Periodic Reporting for period 1 - PanILC (Deciphering type 2 innate lymphoid cell/epithelial progenitor cell crosstalk in pancreas regeneration and neoplasia)
Okres sprawozdawczy: 2019-07-01 do 2021-06-30
PDAC is one of the most aggressive cancer types, with a five-year survival rate of less than 5%. Among PDAC risk factors, pancreatitis emerges as a critical player in tumour development, as evidenced from both human data and pre-clinical mouse models. Despite intensive research, no improvement in this five-year survival rate has been achieved over the past 4 decades, illustrating how cutting-edge research in this field is crucial to tackle such an unmet clinical need.
An extensive amount of work has been achieved at defining critical signalling pathways for pancreatic cancer cell survival as well as the mutational landscape in pancreatic tumours. However, our understanding of the interaction between immune cells and the exocrine pancreas – healthy, inflamed or tumoral – has just begun to be explored.

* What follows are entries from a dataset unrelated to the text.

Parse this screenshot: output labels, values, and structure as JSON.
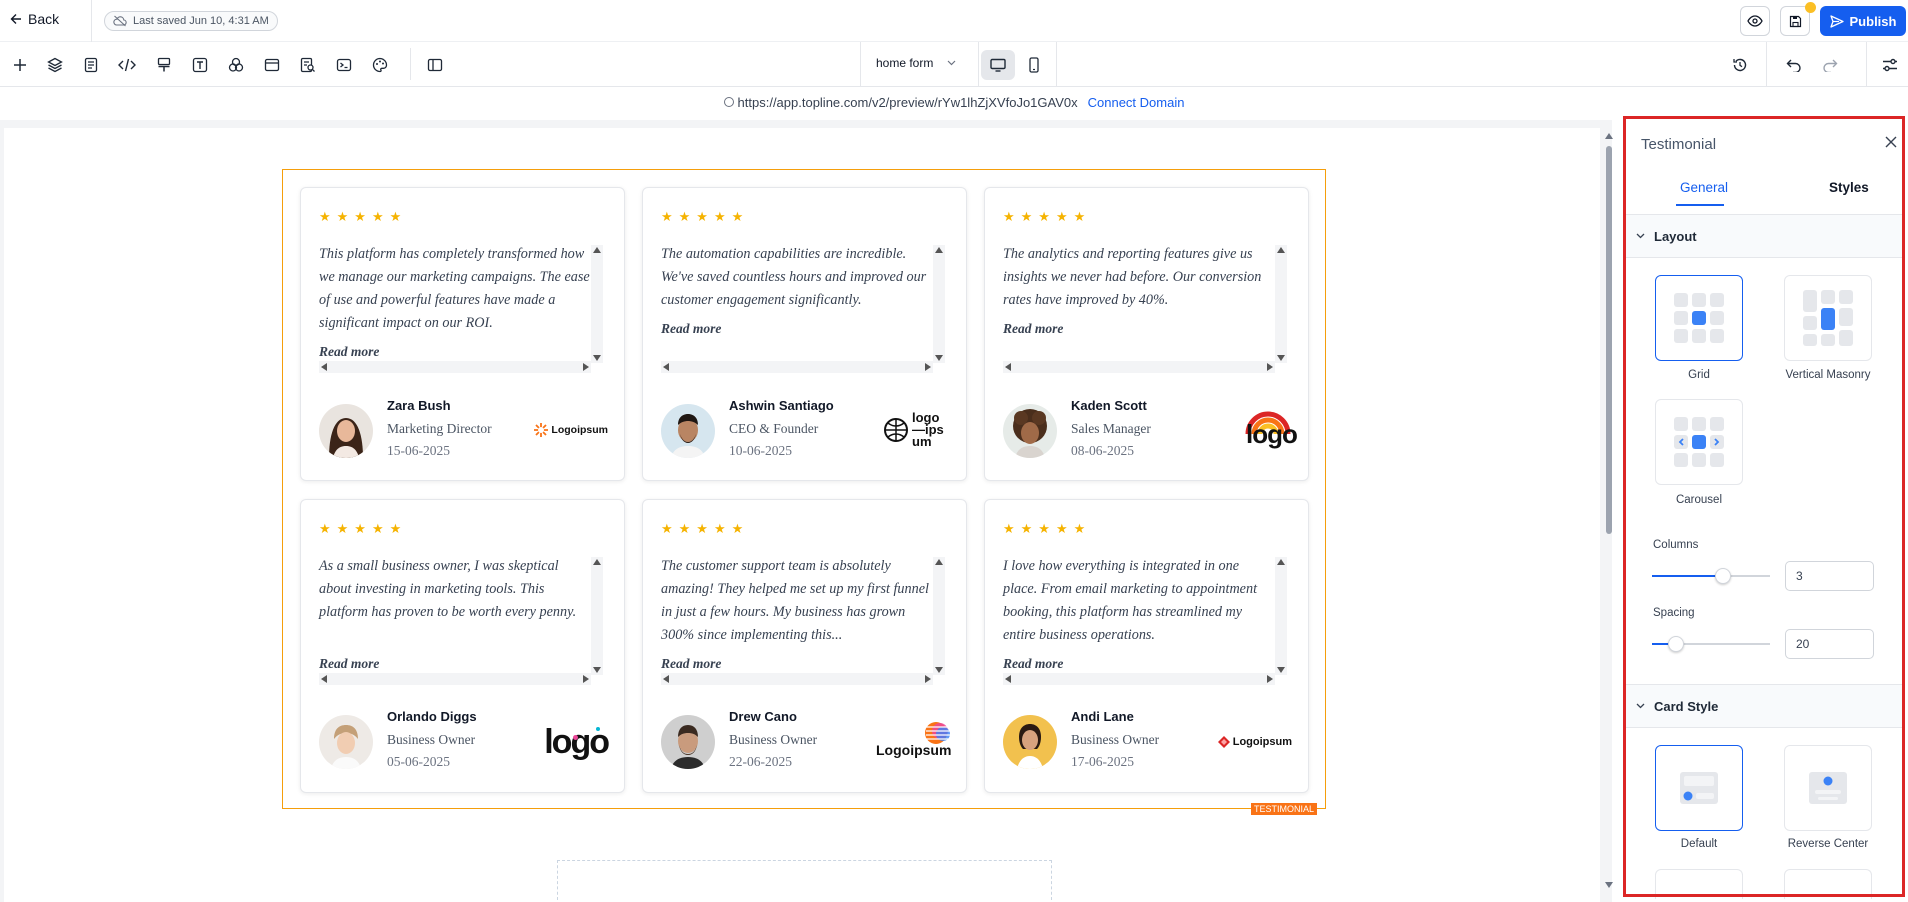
{
  "header": {
    "back_label": "Back",
    "last_saved": "Last saved Jun 10, 4:31 AM",
    "publish_label": "Publish",
    "accent_color": "#155eef"
  },
  "toolbar": {
    "page_selector": "home form",
    "tools": [
      "add-icon",
      "layers-icon",
      "pages-icon",
      "code-icon",
      "paint-icon",
      "text-icon",
      "components-icon",
      "sections-icon",
      "search-page-icon",
      "terminal-icon",
      "theme-icon",
      "split-view-icon"
    ]
  },
  "preview": {
    "url": "https://app.topline.com/v2/preview/rYw1lhZjXVfoJo1GAV0x",
    "connect_domain": "Connect Domain"
  },
  "section": {
    "tag": "TESTIMONIAL"
  },
  "testimonials": [
    {
      "stars": "★★★★★",
      "quote": "This platform has completely transformed how we manage our marketing campaigns. The ease of use and powerful features have made a significant impact on our ROI.",
      "read_more": "Read more",
      "name": "Zara Bush",
      "role": "Marketing Director",
      "date": "15-06-2025",
      "logo_text": "Logoipsum"
    },
    {
      "stars": "★★★★★",
      "quote": "The automation capabilities are incredible. We've saved countless hours and improved our customer engagement significantly.",
      "read_more": "Read more",
      "name": "Ashwin Santiago",
      "role": "CEO & Founder",
      "date": "10-06-2025",
      "logo_text": "logo—ipsum"
    },
    {
      "stars": "★★★★★",
      "quote": "The analytics and reporting features give us insights we never had before. Our conversion rates have improved by 40%.",
      "read_more": "Read more",
      "name": "Kaden Scott",
      "role": "Sales Manager",
      "date": "08-06-2025",
      "logo_text": "logo"
    },
    {
      "stars": "★★★★★",
      "quote": "As a small business owner, I was skeptical about investing in marketing tools. This platform has proven to be worth every penny.",
      "read_more": "Read more",
      "name": "Orlando Diggs",
      "role": "Business Owner",
      "date": "05-06-2025",
      "logo_text": "logo"
    },
    {
      "stars": "★★★★★",
      "quote": "The customer support team is absolutely amazing! They helped me set up my first funnel in just a few hours. My business has grown 300% since implementing this...",
      "read_more": "Read more",
      "name": "Drew Cano",
      "role": "Business Owner",
      "date": "22-06-2025",
      "logo_text": "Logoipsum"
    },
    {
      "stars": "★★★★★",
      "quote": "I love how everything is integrated in one place. From email marketing to appointment booking, this platform has streamlined my entire business operations.",
      "read_more": "Read more",
      "name": "Andi Lane",
      "role": "Business Owner",
      "date": "17-06-2025",
      "logo_text": "Logoipsum"
    }
  ],
  "panel": {
    "title": "Testimonial",
    "tabs": {
      "general": "General",
      "styles": "Styles"
    },
    "layout": {
      "heading": "Layout",
      "options": [
        "Grid",
        "Vertical Masonry",
        "Carousel"
      ],
      "selected": "Grid"
    },
    "columns": {
      "label": "Columns",
      "value": "3",
      "slider_fraction": 0.6
    },
    "spacing": {
      "label": "Spacing",
      "value": "20",
      "slider_fraction": 0.2
    },
    "card_style": {
      "heading": "Card Style",
      "options": [
        "Default",
        "Reverse Center"
      ],
      "selected": "Default"
    }
  }
}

In this work we set out to test the hypothesis that a novel subset of tissue-resident immune cells termed “type-2 innate lymphoid cells”, or ILC2s, influence the epithelial cell niche in the pancreas by locally regulating inflammation. Using state-of-the art mouse models of pancreatitis and pancreatic tumors, our results reveal distinct and previously unappreciated roles for ILC2s-driven mechanisms in regulating pancreatic epithelial cells upon inflammation and tumorigenesis.

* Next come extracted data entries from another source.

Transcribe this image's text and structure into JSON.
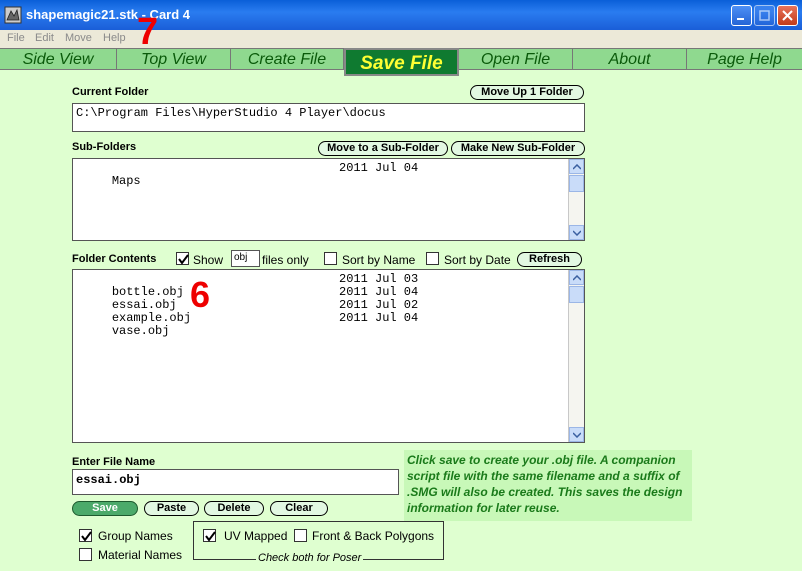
{
  "window": {
    "title": "shapemagic21.stk - Card 4"
  },
  "menu": [
    "File",
    "Edit",
    "Move",
    "Help"
  ],
  "tabs": [
    {
      "label": "Side View",
      "active": false
    },
    {
      "label": "Top View",
      "active": false
    },
    {
      "label": "Create File",
      "active": false
    },
    {
      "label": "Save File",
      "active": true
    },
    {
      "label": "Open File",
      "active": false
    },
    {
      "label": "About",
      "active": false
    },
    {
      "label": "Page Help",
      "active": false
    }
  ],
  "current_folder": {
    "label": "Current Folder",
    "path": "C:\\Program Files\\HyperStudio 4 Player\\docus",
    "move_up_label": "Move Up 1 Folder"
  },
  "sub_folders": {
    "label": "Sub-Folders",
    "move_to_label": "Move to a Sub-Folder",
    "make_new_label": "Make New Sub-Folder",
    "items": [
      {
        "name": "Maps",
        "date": "2011 Jul 04"
      }
    ]
  },
  "folder_contents": {
    "label": "Folder Contents",
    "show_label": "Show",
    "show_checked": true,
    "filter_ext": "obj",
    "files_only_label": "files only",
    "sort_name_label": "Sort by Name",
    "sort_date_label": "Sort by Date",
    "refresh_label": "Refresh",
    "items": [
      {
        "name": "bottle.obj",
        "date": "2011 Jul 03"
      },
      {
        "name": "essai.obj",
        "date": "2011 Jul 04"
      },
      {
        "name": "example.obj",
        "date": "2011 Jul 02"
      },
      {
        "name": "vase.obj",
        "date": "2011 Jul 04"
      }
    ]
  },
  "annotations": {
    "seven": "7",
    "six": "6"
  },
  "file_name": {
    "label": "Enter File Name",
    "value": "essai.obj"
  },
  "actions": {
    "save": "Save",
    "paste": "Paste",
    "delete": "Delete",
    "clear": "Clear"
  },
  "help_text": "Click save to create your .obj file. A companion script file with the same filename and a suffix of .SMG will also be created. This saves the design information for later reuse.",
  "options": {
    "group_names": {
      "label": "Group Names",
      "checked": true
    },
    "material_names": {
      "label": "Material  Names",
      "checked": false
    },
    "uv_mapped": {
      "label": "UV Mapped",
      "checked": true
    },
    "front_back": {
      "label": "Front & Back  Polygons",
      "checked": false
    },
    "poser_hint": "Check both for Poser"
  },
  "colors": {
    "background": "#dfffd0",
    "tab_bar": "#8fd98f",
    "active_tab": "#0f7a30",
    "active_tab_text": "#ffff33",
    "help_text": "#1a7a1a",
    "annotation": "#ee0000"
  }
}
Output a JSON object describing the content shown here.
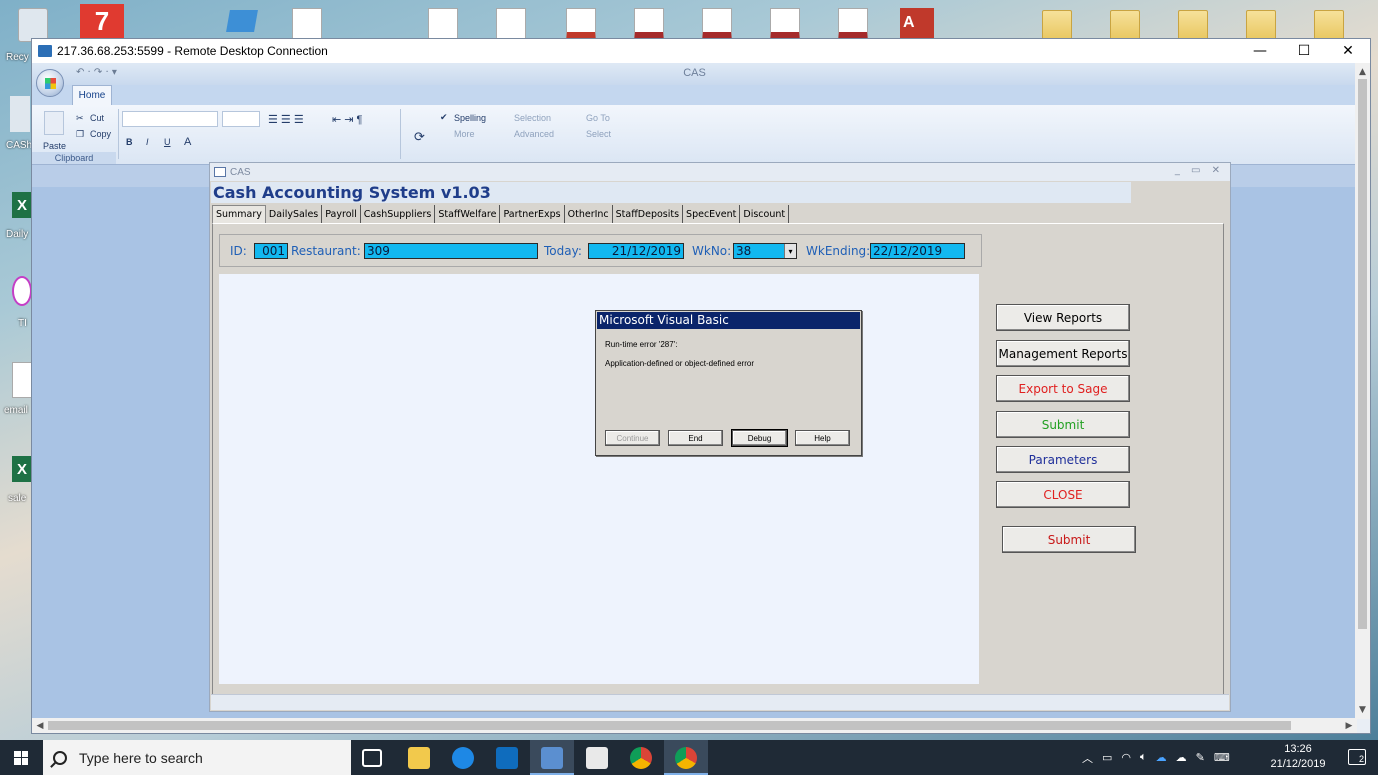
{
  "desktop": {
    "labels": [
      "Recy",
      "CASh",
      "Daily",
      "TI",
      "email",
      "sale"
    ]
  },
  "rdp": {
    "title": "217.36.68.253:5599 - Remote Desktop Connection",
    "minimize": "—",
    "maximize": "☐",
    "close": "✕"
  },
  "access": {
    "app_title": "CAS",
    "home_tab": "Home",
    "ribbon": {
      "cut": "Cut",
      "copy": "Copy",
      "paste": "Paste",
      "clipboard": "Clipboard",
      "spelling": "Spelling",
      "more": "More",
      "selection": "Selection",
      "advanced": "Advanced",
      "goto": "Go To",
      "select": "Select",
      "bold": "B",
      "italic": "I",
      "underline": "U",
      "font_color": "A"
    }
  },
  "form": {
    "window_title": "CAS",
    "window_ctrls": "_ ▭ ✕",
    "header": "Cash Accounting System v1.03",
    "tabs": [
      "Summary",
      "DailySales",
      "Payroll",
      "CashSuppliers",
      "StaffWelfare",
      "PartnerExps",
      "OtherInc",
      "StaffDeposits",
      "SpecEvent",
      "Discount"
    ],
    "active_tab": 0,
    "info": {
      "id_label": "ID:",
      "id_value": "001",
      "restaurant_label": "Restaurant:",
      "restaurant_value": "309",
      "today_label": "Today:",
      "today_value": "21/12/2019",
      "wkno_label": "WkNo:",
      "wkno_value": "38",
      "wkending_label": "WkEnding:",
      "wkending_value": "22/12/2019"
    },
    "buttons": {
      "view_reports": "View Reports",
      "management_reports": "Management Reports",
      "export_to_sage": "Export to Sage",
      "submit_1": "Submit",
      "parameters": "Parameters",
      "close": "CLOSE",
      "submit_2": "Submit"
    },
    "button_colors": {
      "view_reports": "#000000",
      "management_reports": "#000000",
      "export_to_sage": "#e02020",
      "submit_1": "#22a022",
      "parameters": "#1f2f9a",
      "close": "#e02020",
      "submit_2": "#c81818"
    }
  },
  "dialog": {
    "title": "Microsoft Visual Basic",
    "line1": "Run-time error '287':",
    "line2": "Application-defined or object-defined error",
    "btn_continue": "Continue",
    "btn_end": "End",
    "btn_debug": "Debug",
    "btn_help": "Help"
  },
  "taskbar": {
    "search_placeholder": "Type here to search",
    "time": "13:26",
    "date": "21/12/2019",
    "notifications": "2"
  }
}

In the second part of the project, we have used an orthotopic mouse model of pancreatic ductal adenocarcinoma (PDAC) to address the role played by ILC2s in pancreas carcinogenesis. We demonstrated that mice deficient ILC2s show reduced tumour growth and increased survival, suggesting that ILC2s may support disease progression. Interestingly, ILC2-deficient tumour-bearing mice show a shift towards increased anti-tumour immune cells. Thus, we propose that in pancreatic tumour development, ILC2s impedes an efficient anti-tumour immune response.
Altogether, we have identified novel and distinct role for ILC2s during pancreatitis, and investigated their role in PDAC development. These results will be disseminated shortly via publication in peer-reviewed scientific journals.